Article ID: | iaor20063519 |
Country: | United States |
Volume: | 39 |
Issue: | 4 |
Start Page Number: | 503 |
End Page Number: | 517 |
Publication Date: | Nov 2005 |
Journal: | Transportation Science |
Authors: | Liu Jian, Orlin James B., Ahuja Ravindra K., Sharma Dushyant, Shughart Larry A. |
Keywords: | scheduling, programming: integer |
In the locomotive-scheduling problem (or the locomotive-assignment problem) we must assign a consist (a set of locomotives) to each train in a preplanned train schedule so as to provide each train with sufficient locomotive power to pull the train from its origin to its destination.

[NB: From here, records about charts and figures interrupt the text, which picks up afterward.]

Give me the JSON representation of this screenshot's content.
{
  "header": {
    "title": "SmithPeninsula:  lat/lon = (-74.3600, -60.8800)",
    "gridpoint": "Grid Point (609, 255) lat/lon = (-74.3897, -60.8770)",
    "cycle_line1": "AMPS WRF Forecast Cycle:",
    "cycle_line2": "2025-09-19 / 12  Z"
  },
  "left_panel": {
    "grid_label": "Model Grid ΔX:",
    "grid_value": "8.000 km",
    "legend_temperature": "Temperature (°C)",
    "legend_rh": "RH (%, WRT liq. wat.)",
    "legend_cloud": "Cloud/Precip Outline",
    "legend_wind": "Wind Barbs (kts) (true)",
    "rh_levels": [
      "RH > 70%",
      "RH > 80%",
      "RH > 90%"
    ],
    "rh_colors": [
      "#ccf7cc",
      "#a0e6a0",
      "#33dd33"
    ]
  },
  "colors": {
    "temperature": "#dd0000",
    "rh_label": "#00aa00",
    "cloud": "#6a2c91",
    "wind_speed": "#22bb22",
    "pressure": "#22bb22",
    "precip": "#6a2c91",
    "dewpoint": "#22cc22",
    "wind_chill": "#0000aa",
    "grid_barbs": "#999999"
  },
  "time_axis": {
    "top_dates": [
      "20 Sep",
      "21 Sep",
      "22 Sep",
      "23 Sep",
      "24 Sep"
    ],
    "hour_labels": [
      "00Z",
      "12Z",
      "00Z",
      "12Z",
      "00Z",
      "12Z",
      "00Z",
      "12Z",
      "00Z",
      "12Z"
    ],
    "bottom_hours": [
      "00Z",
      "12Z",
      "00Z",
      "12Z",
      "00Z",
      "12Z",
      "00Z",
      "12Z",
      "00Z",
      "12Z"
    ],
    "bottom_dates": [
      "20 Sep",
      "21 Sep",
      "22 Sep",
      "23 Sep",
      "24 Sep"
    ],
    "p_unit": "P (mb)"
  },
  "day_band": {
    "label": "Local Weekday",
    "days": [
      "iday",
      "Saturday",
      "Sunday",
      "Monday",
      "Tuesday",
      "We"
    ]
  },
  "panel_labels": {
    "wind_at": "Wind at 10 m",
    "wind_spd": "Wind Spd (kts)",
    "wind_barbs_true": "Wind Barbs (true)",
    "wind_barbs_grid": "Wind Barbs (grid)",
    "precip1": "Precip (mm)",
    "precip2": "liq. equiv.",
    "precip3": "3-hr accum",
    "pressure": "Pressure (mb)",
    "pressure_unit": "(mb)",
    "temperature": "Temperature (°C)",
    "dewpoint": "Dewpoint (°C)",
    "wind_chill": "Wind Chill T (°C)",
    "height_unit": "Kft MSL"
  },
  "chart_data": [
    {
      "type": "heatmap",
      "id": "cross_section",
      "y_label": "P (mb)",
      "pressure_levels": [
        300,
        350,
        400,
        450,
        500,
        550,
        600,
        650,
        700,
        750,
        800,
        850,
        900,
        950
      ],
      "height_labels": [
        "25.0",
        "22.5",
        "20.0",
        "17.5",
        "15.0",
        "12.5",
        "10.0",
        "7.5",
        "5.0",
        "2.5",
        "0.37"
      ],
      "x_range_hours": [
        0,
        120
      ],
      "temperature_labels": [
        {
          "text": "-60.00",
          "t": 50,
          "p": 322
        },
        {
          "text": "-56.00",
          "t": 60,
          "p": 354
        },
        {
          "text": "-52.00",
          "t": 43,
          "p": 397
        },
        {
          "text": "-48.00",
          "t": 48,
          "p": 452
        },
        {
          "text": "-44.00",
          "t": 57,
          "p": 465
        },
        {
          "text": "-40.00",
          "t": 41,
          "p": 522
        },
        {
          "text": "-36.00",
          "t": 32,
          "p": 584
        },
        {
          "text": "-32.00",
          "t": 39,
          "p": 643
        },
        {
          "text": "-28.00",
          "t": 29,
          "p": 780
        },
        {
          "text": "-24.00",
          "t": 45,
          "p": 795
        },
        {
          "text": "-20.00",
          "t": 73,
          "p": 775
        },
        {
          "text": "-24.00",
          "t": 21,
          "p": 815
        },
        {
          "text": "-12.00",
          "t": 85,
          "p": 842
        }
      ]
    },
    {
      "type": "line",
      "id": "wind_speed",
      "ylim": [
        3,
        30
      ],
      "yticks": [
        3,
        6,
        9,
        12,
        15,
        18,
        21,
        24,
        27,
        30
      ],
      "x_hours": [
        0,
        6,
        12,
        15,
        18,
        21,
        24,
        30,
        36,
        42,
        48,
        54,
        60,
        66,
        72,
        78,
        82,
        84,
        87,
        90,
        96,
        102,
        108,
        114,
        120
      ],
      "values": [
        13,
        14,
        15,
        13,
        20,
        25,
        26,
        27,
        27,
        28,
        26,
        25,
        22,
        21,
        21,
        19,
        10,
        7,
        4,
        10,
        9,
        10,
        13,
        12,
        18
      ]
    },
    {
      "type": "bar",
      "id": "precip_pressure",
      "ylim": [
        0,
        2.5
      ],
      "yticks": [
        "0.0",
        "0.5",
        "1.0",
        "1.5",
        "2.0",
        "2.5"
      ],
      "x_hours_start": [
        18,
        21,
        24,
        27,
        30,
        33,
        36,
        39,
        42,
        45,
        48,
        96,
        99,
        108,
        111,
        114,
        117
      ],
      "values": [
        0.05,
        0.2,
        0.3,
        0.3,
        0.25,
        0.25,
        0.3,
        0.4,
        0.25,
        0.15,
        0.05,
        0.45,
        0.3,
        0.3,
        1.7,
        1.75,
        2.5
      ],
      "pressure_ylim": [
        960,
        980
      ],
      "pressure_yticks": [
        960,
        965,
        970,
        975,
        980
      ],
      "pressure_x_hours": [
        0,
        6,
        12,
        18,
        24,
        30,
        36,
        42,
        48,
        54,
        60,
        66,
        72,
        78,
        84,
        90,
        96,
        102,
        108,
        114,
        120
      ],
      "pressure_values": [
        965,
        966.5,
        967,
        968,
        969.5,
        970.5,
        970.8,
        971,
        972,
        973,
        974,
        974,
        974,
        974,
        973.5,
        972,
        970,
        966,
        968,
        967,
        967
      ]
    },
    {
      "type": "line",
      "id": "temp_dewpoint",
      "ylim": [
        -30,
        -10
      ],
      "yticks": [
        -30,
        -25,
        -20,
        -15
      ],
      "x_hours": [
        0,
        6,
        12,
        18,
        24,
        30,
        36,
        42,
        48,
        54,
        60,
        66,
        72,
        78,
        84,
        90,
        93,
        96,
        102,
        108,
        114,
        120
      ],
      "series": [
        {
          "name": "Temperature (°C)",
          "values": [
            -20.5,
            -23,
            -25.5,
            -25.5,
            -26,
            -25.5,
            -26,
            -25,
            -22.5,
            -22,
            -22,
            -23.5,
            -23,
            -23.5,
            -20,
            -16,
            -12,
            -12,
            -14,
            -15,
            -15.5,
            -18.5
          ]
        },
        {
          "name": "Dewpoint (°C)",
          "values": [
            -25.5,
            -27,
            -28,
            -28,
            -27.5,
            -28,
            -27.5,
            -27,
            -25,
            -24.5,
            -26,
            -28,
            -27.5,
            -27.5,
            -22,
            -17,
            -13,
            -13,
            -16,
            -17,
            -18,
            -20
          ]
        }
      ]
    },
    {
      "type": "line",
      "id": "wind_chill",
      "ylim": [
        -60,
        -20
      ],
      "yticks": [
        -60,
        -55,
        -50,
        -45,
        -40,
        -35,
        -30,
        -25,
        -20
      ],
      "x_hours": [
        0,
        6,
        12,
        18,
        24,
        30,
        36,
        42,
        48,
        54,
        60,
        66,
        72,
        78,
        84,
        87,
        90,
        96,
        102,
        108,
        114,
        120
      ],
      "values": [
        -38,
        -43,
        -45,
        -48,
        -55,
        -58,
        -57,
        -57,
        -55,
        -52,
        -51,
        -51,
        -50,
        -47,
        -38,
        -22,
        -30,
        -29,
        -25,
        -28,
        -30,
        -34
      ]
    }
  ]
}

Locomotive-scheduling problems are among the most important problems in railroad scheduling. In this paper, we report the results of a study on the locomotive-scheduling problem as it is faced by CSX Transportation, a major US railroad company. We consider the planning version of the locomotive-scheduling model (LSM) in which multiple types of locomotives exist, and we need to decide which set of locomotives should be assigned to each train. We present an integrated model that determines: the set of active and deadheaded locomotives for each train; the light-traveling locomotives from power sources to power sinks; and train-to-train connections (for which we specify which inbound trains and outbound trains can directly connect). An important feature of our model is that we explicitly consider consist bustings and consistency. A consist is said to be busted when a set of locomotives coming on an inbound train is broken into subsets to be reassigned to two or more outbound trains. A solution is consistent over a week if a train receives the same locomotive assignment each day it runs. We will provide a mixed-integer programming (MIP) formulation of the locomotive-assignment problem. However, an MIP of this size cannot be solved to optimality or near optimality in acceptable running times using commercially available software. Using problem decomposition, integer programming, and very large-scale neighborhood search, we have developed a solution technique to solve this problem within 30 minutes of computation time on a Pentium III computer. Our solution obtained a potential savings of over 400 locomotives over the solution obtained by the in-house software developed by CSX.